Mio figlio sta per compiere diciassette anni, e quindi l’ultima volta che l’Italia è stata ai Mondiali, nel 2014, ne aveva appena compiuti sei e le partite di calcio non erano nel suo orizzonte. Da allora, io non ho potuto vivere con lui quello che ho vissuto con mio padre. E lui finora non sa cosa sia questa cosa che per me ha scandito la crescita. Non si tratta di maschi (semplicemente, per esempio, a mia figlia non importa nulla del calcio). Ma i Mondiali scandiscono il tempo, gli anni. Le estati ogni quattro anni. La gente dopo le vittorie dell’Italia si butta nelle fontane delle piazze di ogni città, ci sono cortei con i clacson, e durante le partite le strade sono vuote, e all’improvviso dei boati che fanno tremare i vetri. So dov’ero a ogni partita dell’Italia dei vari Mondiali, mi ricordo l’attimo in cui Baggio tirò il rigore alto o i gol di Rossi di Italia-Brasile. Mi ricordo tutto, e mi ricordo soprattutto in che momento della vita ero, cosa facevo. Mi ricordo per esempio un esame all’università la mattina e il ritorno felice in macchina con una mia amica pensando che c’era la partita dell’Italia ai Mondiali e la potevo guardare con leggerezza (perdemmo contro la Francia di Platini). Le cose importanti della vita sono altre, ce lo ricordano le persone intorno e ce lo ricorda la vita stessa; ma le partite, le canzoni, le chiacchierate davanti ai bar, i giri in motorino per la città, costruiscono un’educazione sentimentale che contribuisce a diventare adulti. Una giovinezza senza le emozioni di quelle partite, senza quello stupido sentimento di appartenenza, senza gli abbracci con gente che non hai mai visto appena dopo che Grosso ha segnato quel gol, è una giovinezza a cui manca qualcosa, è una giovinezza in cui è come se uno non avesse mai cantato o ballato o urlato contro il vento. Tutte cose così insignificanti che non ne tieni conto; ma poi la verità è che sono più importanti di quello che credevi.

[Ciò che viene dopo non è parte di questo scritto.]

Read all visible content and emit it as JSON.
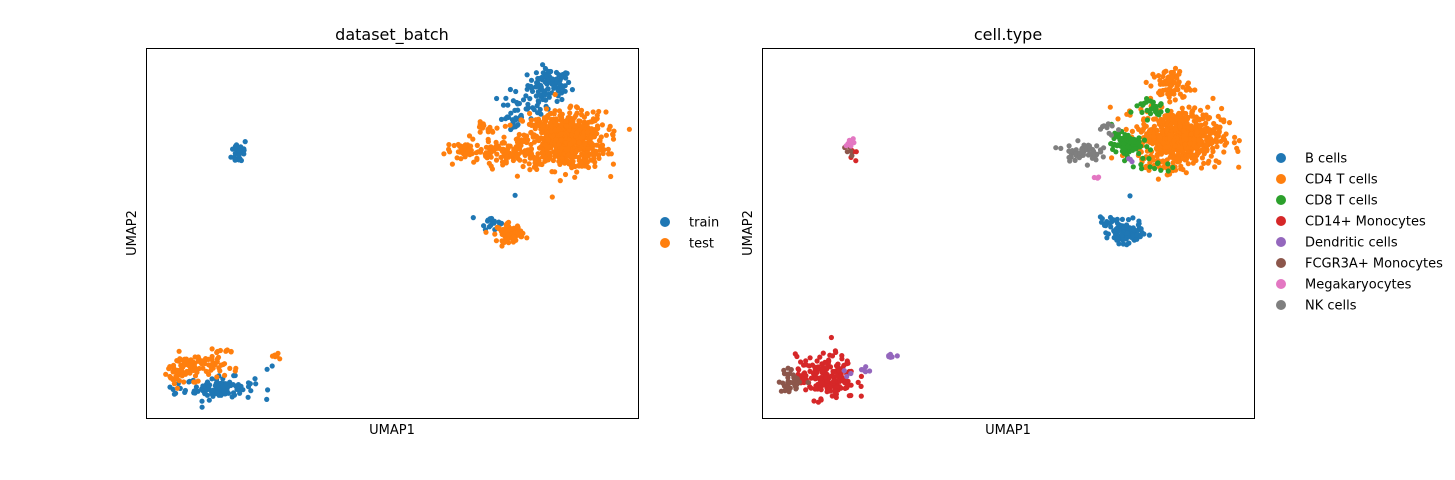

Quando all’improvviso la presenza dell’Italia ai Mondiali ci è stata tolta, siamo rimasti scioccati. E siamo così ostinati nelle nostre convinzioni, che non ci è sembrata una cosa ripetibile. E invece si è ripetuta e si può ripetere.
E la ripetizione è sempre uguale, in un modo che, devo dire, sembra raccontare una situazione molto tipica italiana. Noi non ci accorgiamo davvero che c’è una partita importante oggi per domani, non ce ne importa davvero, casomai quella sera non la vediamo, abbiamo altro da fare; ci accorgiamo di non partecipare ai Mondiali solo quando succede che non partecipiamo ai Mondiali. In questi giorni contava di più chi fosse il nuovo allenatore dell’Inter o se sarebbe arrivato Modric o De Bruyne che la partita evidentemente decisiva contro la Norvegia. Non importava davvero ai giornali perché non importava davvero a noi. E in questo, forse, c’è anche una certa presunzione: non abbiamo partecipato a due Mondiali ma restiamo tra i più forti, e quindi non è possibile che accadrà di nuovo. E adesso, che praticamente la situazione è già disperata, pensiamo che non potrà succedere, salvo poi farne una tragedia quando la tragedia (calcistica, per carità, quindi sopportabile come del resto l’abbiamo già sopportata) si è già compiuta.
Accorgersi delle tragedie quando le tragedie sono già successe, non prevederle né tentare di fermarle, e lamentarsi molto quando non si può fare più nulla: non bisogna sottovalutare lo sport, e il calcio in particolare, in Italia, perché racconta sempre molto di più di quello che è.